The worst of times have turned into the best of times for software as a service (SaaS) stocks. After a horrid performance in 2008, SaaS stocks rallied nearly 30 percent during the first half of 2009, according to Nine Lives Media Inc.'s SaaS 20 Stock Index. Here's a look at the SaaS leaders to date...

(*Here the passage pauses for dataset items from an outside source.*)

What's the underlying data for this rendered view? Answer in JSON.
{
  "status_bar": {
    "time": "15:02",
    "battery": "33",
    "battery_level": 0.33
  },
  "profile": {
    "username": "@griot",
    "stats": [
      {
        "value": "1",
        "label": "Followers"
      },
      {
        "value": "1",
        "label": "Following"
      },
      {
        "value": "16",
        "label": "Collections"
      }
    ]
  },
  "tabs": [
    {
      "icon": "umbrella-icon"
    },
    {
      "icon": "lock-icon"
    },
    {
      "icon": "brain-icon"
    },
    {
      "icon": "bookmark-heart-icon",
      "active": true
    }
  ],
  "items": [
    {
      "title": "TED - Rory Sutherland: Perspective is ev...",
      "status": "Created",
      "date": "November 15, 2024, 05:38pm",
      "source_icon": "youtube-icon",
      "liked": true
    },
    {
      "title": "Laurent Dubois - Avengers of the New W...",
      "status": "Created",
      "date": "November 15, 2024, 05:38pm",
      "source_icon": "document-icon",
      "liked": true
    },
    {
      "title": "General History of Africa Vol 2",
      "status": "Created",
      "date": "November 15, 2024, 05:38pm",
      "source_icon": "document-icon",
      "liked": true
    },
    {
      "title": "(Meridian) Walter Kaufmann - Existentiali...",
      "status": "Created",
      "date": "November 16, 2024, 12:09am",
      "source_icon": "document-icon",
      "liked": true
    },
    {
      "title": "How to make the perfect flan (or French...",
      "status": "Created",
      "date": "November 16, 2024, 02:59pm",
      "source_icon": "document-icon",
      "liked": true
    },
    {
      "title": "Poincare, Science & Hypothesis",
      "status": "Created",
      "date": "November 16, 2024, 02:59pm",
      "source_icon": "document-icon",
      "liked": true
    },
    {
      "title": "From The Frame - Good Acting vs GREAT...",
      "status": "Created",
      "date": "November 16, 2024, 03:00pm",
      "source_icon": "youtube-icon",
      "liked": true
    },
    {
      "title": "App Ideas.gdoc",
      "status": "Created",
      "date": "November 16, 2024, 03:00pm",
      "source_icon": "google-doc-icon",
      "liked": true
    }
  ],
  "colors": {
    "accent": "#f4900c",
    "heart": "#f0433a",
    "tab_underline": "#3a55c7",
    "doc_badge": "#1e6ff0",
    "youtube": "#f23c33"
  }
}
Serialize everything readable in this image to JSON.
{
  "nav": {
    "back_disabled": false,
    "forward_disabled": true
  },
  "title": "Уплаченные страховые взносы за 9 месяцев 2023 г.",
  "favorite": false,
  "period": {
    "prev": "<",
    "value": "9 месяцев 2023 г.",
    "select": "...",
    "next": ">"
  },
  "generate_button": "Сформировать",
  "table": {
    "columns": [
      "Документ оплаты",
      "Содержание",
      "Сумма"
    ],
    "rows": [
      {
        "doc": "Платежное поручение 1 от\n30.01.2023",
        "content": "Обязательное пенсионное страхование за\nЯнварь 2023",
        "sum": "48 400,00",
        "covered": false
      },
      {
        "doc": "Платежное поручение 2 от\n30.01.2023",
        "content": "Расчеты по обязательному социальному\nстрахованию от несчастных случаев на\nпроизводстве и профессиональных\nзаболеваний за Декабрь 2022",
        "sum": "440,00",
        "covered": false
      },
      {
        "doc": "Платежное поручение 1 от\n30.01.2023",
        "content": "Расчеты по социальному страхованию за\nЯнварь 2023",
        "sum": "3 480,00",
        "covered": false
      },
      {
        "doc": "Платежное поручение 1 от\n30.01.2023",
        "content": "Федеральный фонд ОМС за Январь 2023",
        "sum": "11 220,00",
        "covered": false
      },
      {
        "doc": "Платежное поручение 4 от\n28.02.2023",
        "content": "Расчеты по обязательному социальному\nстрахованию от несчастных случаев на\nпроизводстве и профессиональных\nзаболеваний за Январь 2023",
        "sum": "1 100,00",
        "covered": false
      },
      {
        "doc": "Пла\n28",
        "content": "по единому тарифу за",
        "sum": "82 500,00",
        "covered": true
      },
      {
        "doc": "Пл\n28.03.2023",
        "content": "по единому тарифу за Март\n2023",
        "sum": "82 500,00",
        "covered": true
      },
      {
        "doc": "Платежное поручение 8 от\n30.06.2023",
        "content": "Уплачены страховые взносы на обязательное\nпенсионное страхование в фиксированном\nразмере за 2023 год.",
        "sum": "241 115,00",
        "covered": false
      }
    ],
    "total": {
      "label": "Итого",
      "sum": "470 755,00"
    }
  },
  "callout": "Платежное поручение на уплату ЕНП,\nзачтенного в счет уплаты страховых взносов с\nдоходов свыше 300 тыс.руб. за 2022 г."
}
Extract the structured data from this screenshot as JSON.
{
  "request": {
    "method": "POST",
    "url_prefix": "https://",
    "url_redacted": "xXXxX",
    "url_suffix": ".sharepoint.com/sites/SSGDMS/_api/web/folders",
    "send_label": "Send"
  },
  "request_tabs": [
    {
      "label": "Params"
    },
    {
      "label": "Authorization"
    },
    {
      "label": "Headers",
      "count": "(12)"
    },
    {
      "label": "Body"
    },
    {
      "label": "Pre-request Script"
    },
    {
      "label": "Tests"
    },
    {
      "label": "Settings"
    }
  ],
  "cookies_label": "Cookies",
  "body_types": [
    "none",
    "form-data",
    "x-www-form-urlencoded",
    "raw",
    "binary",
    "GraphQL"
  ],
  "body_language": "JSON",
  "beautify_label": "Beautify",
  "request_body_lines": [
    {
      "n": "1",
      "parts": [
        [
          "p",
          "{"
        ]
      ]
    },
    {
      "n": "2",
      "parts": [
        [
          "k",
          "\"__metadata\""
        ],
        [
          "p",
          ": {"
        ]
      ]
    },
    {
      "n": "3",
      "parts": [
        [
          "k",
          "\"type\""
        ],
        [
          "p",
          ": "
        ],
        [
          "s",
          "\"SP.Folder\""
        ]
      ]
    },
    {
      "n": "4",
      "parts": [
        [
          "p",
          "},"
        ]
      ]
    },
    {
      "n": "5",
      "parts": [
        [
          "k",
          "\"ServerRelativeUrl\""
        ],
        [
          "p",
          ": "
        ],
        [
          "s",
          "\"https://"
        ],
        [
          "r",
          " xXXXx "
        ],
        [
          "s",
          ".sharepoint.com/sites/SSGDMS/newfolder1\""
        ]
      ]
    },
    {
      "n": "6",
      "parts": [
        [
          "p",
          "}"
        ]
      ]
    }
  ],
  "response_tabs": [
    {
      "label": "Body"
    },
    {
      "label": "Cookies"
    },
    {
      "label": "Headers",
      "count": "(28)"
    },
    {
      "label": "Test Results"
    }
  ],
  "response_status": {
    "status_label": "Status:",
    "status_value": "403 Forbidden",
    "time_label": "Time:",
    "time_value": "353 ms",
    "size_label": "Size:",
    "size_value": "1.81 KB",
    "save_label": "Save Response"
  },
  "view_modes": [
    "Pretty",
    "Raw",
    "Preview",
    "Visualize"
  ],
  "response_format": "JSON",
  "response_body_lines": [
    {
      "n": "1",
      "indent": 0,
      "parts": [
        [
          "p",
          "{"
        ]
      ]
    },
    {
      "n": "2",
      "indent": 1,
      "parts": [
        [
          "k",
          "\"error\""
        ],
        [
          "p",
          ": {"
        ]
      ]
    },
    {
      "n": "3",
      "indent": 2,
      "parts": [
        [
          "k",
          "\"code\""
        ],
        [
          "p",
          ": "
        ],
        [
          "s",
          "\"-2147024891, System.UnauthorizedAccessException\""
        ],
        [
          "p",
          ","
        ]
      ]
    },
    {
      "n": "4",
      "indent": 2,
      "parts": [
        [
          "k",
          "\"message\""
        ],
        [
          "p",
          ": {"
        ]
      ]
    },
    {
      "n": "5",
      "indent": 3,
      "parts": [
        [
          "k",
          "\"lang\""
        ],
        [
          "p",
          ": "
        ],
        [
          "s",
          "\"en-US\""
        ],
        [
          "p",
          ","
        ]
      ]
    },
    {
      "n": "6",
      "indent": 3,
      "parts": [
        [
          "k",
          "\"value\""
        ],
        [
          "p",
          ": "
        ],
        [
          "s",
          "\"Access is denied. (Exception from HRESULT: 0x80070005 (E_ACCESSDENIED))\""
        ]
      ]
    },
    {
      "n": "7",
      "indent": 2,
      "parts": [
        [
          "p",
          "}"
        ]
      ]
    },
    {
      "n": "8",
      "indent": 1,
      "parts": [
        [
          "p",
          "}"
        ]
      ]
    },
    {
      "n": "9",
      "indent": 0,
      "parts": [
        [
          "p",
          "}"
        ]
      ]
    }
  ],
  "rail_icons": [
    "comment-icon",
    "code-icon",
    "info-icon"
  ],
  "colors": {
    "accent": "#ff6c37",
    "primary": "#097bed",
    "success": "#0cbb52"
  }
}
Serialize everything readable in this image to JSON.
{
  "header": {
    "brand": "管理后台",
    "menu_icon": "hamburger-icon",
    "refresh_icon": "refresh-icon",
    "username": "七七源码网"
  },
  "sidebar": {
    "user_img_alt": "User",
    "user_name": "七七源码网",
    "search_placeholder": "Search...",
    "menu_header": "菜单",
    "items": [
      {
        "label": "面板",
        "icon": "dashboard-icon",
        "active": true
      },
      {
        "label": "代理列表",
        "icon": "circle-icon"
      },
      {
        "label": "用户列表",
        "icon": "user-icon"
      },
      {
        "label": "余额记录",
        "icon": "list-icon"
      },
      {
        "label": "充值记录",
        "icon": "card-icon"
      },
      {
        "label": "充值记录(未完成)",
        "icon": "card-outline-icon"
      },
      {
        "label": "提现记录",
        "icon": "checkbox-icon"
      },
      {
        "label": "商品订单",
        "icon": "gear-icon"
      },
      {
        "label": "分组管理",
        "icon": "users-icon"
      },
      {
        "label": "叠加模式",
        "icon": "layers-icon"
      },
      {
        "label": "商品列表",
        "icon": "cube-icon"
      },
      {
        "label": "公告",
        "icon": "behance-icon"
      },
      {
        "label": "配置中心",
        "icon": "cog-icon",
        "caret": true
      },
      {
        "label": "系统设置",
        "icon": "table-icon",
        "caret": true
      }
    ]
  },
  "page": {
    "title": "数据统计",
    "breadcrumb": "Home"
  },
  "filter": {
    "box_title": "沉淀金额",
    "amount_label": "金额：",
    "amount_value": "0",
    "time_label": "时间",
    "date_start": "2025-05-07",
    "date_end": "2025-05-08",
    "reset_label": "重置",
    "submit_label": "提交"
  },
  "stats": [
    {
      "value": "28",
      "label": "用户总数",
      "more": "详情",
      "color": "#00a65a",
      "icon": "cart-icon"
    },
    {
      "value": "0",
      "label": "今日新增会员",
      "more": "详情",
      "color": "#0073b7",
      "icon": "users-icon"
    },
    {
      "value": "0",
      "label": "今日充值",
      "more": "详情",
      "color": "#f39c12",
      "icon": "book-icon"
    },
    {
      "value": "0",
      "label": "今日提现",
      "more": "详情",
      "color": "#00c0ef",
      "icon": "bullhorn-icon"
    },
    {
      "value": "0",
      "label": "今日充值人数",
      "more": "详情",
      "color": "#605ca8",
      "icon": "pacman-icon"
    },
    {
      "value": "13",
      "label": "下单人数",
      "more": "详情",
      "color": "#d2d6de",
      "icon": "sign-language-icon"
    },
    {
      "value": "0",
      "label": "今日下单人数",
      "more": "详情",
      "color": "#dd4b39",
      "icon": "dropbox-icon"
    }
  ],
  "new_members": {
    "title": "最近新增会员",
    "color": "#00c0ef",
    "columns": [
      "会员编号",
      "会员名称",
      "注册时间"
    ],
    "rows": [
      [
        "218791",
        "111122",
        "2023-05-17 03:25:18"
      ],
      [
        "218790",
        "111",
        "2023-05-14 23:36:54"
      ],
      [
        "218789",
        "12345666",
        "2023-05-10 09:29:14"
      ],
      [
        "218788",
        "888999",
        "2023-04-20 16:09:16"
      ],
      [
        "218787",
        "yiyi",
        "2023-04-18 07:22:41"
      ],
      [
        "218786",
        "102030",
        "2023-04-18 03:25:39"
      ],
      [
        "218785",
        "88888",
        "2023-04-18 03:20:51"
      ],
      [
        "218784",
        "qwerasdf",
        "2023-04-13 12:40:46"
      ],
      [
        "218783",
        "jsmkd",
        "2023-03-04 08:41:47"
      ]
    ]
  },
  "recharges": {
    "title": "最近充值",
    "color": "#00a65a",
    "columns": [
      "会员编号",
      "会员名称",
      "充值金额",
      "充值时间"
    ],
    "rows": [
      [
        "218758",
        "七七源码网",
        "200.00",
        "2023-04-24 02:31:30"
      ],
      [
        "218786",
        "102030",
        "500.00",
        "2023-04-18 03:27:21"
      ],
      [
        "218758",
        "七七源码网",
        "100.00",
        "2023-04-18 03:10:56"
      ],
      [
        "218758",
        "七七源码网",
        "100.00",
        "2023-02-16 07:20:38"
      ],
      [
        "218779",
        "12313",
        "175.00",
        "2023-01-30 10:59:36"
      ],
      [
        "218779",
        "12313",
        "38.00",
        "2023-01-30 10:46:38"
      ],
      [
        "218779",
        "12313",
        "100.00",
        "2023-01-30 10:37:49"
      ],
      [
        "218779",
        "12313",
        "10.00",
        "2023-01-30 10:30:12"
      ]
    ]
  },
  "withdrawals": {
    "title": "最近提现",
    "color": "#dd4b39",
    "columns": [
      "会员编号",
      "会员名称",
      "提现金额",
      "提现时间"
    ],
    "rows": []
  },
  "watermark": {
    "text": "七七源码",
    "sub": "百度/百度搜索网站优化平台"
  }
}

On the upside, big SaaS 20 Stock Index winners for the first half of 2009 included:
  • Taleo Corp. (TLEO, up 133.33%): The talent management specialist generated 34% year-over-year revenue growth during its Q1 ended March 31.
  • Amazon.com (AMZN, up 63.14%): All clouds, it seems, lead to Amazon Web Services, Amazon Simple Storage Service (S3) and Amazon Elastic Compute Cloud (EC2)
  • SuccessFactors Inc. (SFSF, up 59.93%): Another SaaS-focused talent management specialist, SuccessFactors posted a 50% increase in Q1 revenue vs. Q1 2008.
  • RightNow (RNOW, up 52.65%): The "other" big SaaS CRM provider, though far more targeted in its efforts than Salesforce.com.
  • Constant Contact (CTCT, up 49.74%): Q1 revenue, announced in May, shot up 55% to $28.1 million.
  • Kenexa Corp. (KNXA, up 44.99%):  Q1 revenues, announced May 11, dropped nearly $10 million to $38.8 million. And the company could be facing a class action lawsuit. Still, investors seem to be true believes in SaaS-oriented talent management software.
  • NetSuite (N, up 39.93%): Q1 revenue jumped 22% to $41.6 million. And NetSuite is seeking more channel partners to promote its ERP and CRM SaaS platform.
Other big first-half winners included Salary.com (SLRY, up 38.36%), Google (GOOG, up 37.04%), Dell Inc. (DELL, up 34.08%) and Ingram Micro (IM, up 30.69%). Dell and Ingram, not exactly SaaS stars in their own right, are featured on the SaaS 20 Stock Index because of acquisitions (Silverback, Everdream) and Managed Services (Ingram Micro Seismic), respectively.

    Reality Check

    Despite all those winners, let's keep the long-term SaaS market in perspective. During 2008, SaaS stocks fell roughly 50 percent. And our own SaaS 20 Stock Index -- despite this year's rally -- remains 30 percent below its January 1, 2008 starting point.